A month after the clash between Nigerians and the police in Canton (see my 17 July post), the cover story of the curent (17 August) China Newsweek (中国新闻周刊, no relation to Newsweek) is entitled “Does China need an immigration bureau?” Of the series of articles, three are about the background of the clash in Canton. Although it notes that Africans are blamed by locals and police for a rise in crime and drug use, the tone of the articles is generally sympathetic or neutral; the authors talk about stereotypes on both sides.
The articles say that Africans increasingly avoid going out in order not to run into police checks. But one case the authors describe of a man who, like the one who died, jumped out of the window to avoid being caught, was not deported, his earnings were not confiscated, and his medical treatment was paid by the police.
The report says that there are officially 20 thousand African residents in Canton, but that many Africans’ visas and even passports have expired. Some African interviewees say that this is not a crime, and it seems that while the city authorities have since 2005 conducted several campaigns to ferret out and deport such people, they do not treat it as quite serious a crime as their European or American counterparts do.
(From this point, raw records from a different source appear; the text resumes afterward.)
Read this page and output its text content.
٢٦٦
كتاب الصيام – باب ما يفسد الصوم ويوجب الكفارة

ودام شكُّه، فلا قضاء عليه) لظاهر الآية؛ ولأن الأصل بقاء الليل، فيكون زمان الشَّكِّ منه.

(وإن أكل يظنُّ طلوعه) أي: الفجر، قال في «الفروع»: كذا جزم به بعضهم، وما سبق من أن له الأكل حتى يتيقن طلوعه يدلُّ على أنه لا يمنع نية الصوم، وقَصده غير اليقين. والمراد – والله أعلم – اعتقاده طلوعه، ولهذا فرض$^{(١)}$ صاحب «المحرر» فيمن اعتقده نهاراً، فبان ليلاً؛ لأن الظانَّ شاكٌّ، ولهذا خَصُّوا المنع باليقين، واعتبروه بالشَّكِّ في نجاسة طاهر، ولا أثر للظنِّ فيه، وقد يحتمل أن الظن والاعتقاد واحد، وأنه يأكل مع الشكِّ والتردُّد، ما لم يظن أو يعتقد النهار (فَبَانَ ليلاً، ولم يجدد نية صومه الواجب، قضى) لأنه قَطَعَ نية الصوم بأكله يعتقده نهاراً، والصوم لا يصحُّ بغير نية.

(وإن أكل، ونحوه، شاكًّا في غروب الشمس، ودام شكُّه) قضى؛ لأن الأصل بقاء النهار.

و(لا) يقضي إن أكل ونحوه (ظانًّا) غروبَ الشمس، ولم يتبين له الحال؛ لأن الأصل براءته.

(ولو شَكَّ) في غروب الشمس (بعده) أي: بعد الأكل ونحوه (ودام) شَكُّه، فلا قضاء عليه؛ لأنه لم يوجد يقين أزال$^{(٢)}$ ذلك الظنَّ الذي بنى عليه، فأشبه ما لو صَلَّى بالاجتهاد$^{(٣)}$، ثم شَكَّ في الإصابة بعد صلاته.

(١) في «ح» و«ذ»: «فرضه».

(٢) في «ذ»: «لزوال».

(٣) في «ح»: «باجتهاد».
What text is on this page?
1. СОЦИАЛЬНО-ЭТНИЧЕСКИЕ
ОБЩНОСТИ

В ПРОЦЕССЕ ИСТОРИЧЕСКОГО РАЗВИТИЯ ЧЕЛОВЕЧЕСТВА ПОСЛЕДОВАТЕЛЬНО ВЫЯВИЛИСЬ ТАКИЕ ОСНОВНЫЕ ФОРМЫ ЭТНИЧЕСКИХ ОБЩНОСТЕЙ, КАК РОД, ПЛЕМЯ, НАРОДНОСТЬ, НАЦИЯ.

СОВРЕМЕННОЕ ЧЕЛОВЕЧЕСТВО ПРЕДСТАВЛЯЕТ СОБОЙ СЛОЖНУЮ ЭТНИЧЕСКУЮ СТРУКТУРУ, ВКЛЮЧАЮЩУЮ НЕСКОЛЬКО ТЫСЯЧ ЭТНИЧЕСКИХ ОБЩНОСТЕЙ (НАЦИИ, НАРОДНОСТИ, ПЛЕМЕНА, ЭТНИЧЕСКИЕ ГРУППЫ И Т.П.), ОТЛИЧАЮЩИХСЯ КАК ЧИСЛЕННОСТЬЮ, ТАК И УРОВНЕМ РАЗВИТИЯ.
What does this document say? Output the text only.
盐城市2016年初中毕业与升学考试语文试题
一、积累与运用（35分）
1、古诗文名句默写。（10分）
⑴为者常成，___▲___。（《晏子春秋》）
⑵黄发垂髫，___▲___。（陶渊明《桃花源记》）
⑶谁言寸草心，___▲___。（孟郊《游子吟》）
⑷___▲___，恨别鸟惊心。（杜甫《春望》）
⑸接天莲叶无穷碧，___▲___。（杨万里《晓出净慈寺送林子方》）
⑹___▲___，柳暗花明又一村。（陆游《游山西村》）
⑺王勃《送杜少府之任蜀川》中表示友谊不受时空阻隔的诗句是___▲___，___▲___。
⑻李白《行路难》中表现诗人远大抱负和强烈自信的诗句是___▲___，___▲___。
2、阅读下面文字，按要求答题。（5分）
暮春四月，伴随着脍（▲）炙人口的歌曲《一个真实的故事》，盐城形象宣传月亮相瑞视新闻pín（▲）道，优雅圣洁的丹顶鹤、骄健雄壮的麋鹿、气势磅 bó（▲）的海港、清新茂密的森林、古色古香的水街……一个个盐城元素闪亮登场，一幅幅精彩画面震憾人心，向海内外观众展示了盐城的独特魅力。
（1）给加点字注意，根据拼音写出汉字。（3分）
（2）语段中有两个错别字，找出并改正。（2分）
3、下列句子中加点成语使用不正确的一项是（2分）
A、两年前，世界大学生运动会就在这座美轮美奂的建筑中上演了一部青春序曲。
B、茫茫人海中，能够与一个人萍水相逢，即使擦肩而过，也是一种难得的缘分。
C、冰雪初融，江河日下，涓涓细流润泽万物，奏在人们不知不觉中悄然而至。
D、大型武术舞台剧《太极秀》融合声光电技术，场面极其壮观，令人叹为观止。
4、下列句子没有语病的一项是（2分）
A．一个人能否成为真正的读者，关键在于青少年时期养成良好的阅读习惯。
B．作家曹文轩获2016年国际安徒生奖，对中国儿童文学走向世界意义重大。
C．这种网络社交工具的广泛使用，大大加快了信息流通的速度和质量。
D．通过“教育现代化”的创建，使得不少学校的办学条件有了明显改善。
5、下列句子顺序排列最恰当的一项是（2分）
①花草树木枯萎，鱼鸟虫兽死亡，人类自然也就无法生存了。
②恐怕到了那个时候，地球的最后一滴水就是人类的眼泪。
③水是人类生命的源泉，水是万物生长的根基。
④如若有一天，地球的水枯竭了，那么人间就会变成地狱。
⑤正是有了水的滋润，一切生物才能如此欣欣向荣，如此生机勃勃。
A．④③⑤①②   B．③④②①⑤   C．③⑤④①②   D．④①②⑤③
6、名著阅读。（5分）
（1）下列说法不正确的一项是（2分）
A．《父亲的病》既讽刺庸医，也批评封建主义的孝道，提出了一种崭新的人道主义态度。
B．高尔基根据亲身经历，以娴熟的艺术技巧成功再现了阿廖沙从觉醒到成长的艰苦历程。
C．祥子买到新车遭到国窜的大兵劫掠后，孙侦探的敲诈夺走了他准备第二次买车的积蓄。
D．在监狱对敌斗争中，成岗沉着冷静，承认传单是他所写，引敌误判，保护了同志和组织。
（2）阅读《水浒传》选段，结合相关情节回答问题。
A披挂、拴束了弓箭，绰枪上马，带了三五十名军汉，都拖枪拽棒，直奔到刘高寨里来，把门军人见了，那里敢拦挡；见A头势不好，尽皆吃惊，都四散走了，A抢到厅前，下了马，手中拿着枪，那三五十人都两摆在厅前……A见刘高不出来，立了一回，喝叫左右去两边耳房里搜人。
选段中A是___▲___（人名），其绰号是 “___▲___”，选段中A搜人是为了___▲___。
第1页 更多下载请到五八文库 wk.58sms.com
In fact, the protest by African traders in front of the local police precinct had to do with indignation over their lack of legal papers, suggesting that these “illegals” have not been deprived of their voice to the same extent as in Europe.
Researchers and police officials interviewed (in private capacity, as officially police refused to comment on the topic) by the authors offer views that are strikingly similar to those about Chinese traders in Europe: they are illegal, they all look alike, they spread diseases (although AIDS is particularly associated with Africans). But the reporting is less strident than mainstream European media tend to be, and at least partly along the lines of “Chinese people need to learn to live with foreigners.”